Die Grünen sind volljährig. Ihren 18. Geburtstag feierte die Partei Anfang der Woche in der nordrhein-westfälischen Landesvertretung in Bonn. Die Straßen im Regierungsviertel waren mit grünen Luftballons geschmückt und 2000 Gäste geladen. Bundeskanzler Helmut Kohl ließ sich entschuldigen und schickte seinen Adlatus Friedrich Bohl. Ohnehin hatte der Kanzler seinen Glückwunsch schon vor Tagen formuliert: Die Grünen, einst gegründet gegen die sogenannten Altparteien, seien jetzt selbst eine richtig alte Partei geworden. Nichts schrecke sie heute mehr als die Angst, von den Sesseln der Macht wieder herunterzurutschen.

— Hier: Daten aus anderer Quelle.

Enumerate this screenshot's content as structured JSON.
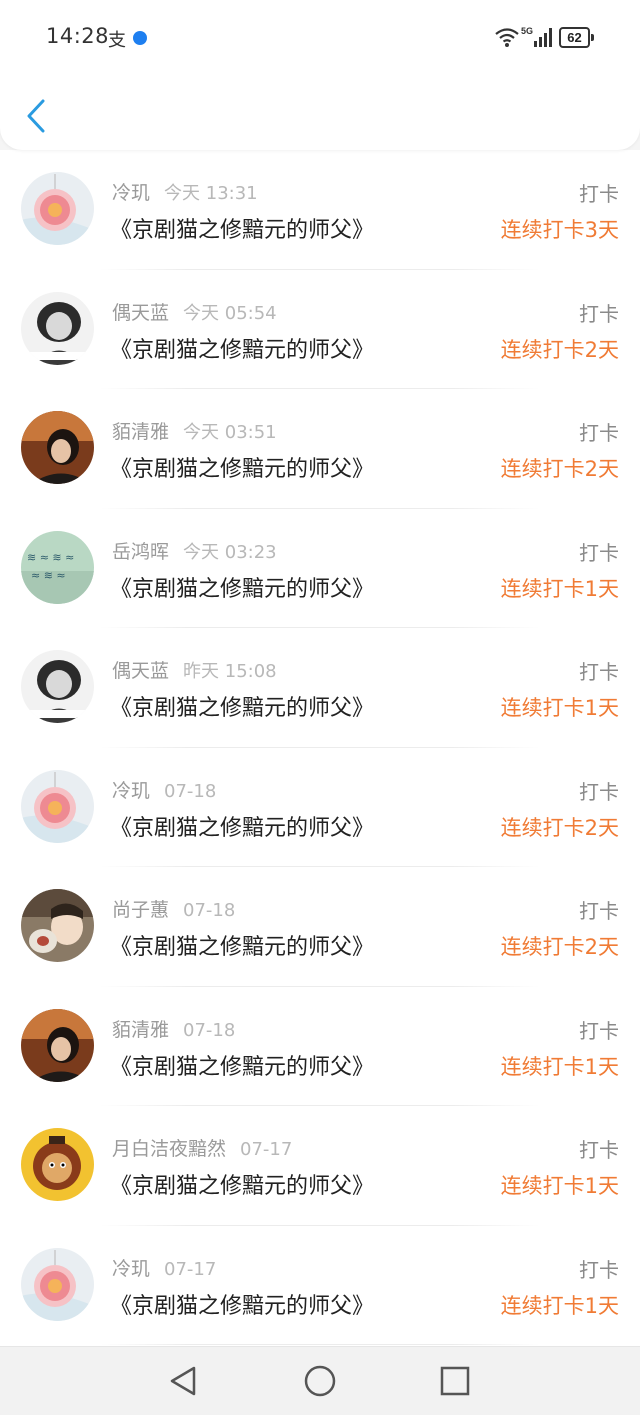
{
  "status_bar": {
    "time": "14:28",
    "alipay_glyph": "支",
    "network": "5G",
    "battery": "62"
  },
  "header": {
    "back_icon": "chevron-left-icon"
  },
  "colors": {
    "accent": "#f07b35",
    "back": "#2a9be0"
  },
  "entries": [
    {
      "user": "冷玑",
      "time": "今天 13:31",
      "book": "《京剧猫之修黯元的师父》",
      "action": "打卡",
      "streak": "连续打卡3天",
      "avatar": "pink-flower"
    },
    {
      "user": "偶天蓝",
      "time": "今天 05:54",
      "book": "《京剧猫之修黯元的师父》",
      "action": "打卡",
      "streak": "连续打卡2天",
      "avatar": "bw-girl"
    },
    {
      "user": "貊清雅",
      "time": "今天 03:51",
      "book": "《京剧猫之修黯元的师父》",
      "action": "打卡",
      "streak": "连续打卡2天",
      "avatar": "girl-portrait"
    },
    {
      "user": "岳鸿晖",
      "time": "今天 03:23",
      "book": "《京剧猫之修黯元的师父》",
      "action": "打卡",
      "streak": "连续打卡1天",
      "avatar": "green-text"
    },
    {
      "user": "偶天蓝",
      "time": "昨天 15:08",
      "book": "《京剧猫之修黯元的师父》",
      "action": "打卡",
      "streak": "连续打卡1天",
      "avatar": "bw-girl"
    },
    {
      "user": "冷玑",
      "time": "07-18",
      "book": "《京剧猫之修黯元的师父》",
      "action": "打卡",
      "streak": "连续打卡2天",
      "avatar": "pink-flower"
    },
    {
      "user": "尚子蕙",
      "time": "07-18",
      "book": "《京剧猫之修黯元的师父》",
      "action": "打卡",
      "streak": "连续打卡2天",
      "avatar": "child"
    },
    {
      "user": "貊清雅",
      "time": "07-18",
      "book": "《京剧猫之修黯元的师父》",
      "action": "打卡",
      "streak": "连续打卡1天",
      "avatar": "girl-portrait"
    },
    {
      "user": "月白洁夜黯然",
      "time": "07-17",
      "book": "《京剧猫之修黯元的师父》",
      "action": "打卡",
      "streak": "连续打卡1天",
      "avatar": "cartoon-lion"
    },
    {
      "user": "冷玑",
      "time": "07-17",
      "book": "《京剧猫之修黯元的师父》",
      "action": "打卡",
      "streak": "连续打卡1天",
      "avatar": "pink-flower"
    }
  ],
  "navbar": {
    "back": "nav-back-icon",
    "home": "nav-home-icon",
    "recents": "nav-recents-icon"
  }
}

Da muß der Kanzler etwas falsch verstanden haben. Der Unwille der grünen Führung, die Koalition in NRW an Garzweiler scheitern zu lassen, ist doch nicht der Machterhaltung, sondern allein der ökologischen Verantwortung geschuldet. Um das zu bemerken, brauchten die Spitzen-Grünen allerdings selbst ein paar Tage. Schließlich hatten sie sich wochenlang erbittert gegen den Rahmenbetriebsplan für das Projekt gesperrt. Doch jetzt ist die grüne Argumentation dicht, wasserdicht sozusagen. Was bei den Verhandlungen um den Koalitionsvertrag mißlang, was die juristischen Klagen gegen Garzweiler nicht erreichten, was die Drohkulisse eines Koalitionsbruchs nicht schaffte, das soll jetzt die wasserrechtliche Prüfung durch die grüne Umweltministerin bewirken. Aus der grünen Restkompetenz wird - schwupp - der Schlüssel für Garzweiler. Die Grünen haben ihn in der Hand, frohlockt Bauminister Vesper.

Wenn das Wolfgang Clement, der Wirtschaftsminister, wüßte! Eine Sternstunde für Rot-Grün. Und eine wahre Volljährigenlogik.

Die Sonnenblume ist out. Das grüne Parteisymbol wird durch ein ü ersetzt, das kleinste Gemeinsame aus Bündnis 90 und Grünen. Mit ein wenig visueller Phantasie gibt sich dieses ü als Smily, als Symbol des Lächelns zu erkennen.

Böse Zungen behaupten, es sei die gute Miene zum bösen Spiel, die aufzusetzen man sich für das Erwachsenendasein fest vorgenommen habe. Na dann, herzlichen Glückwunsch!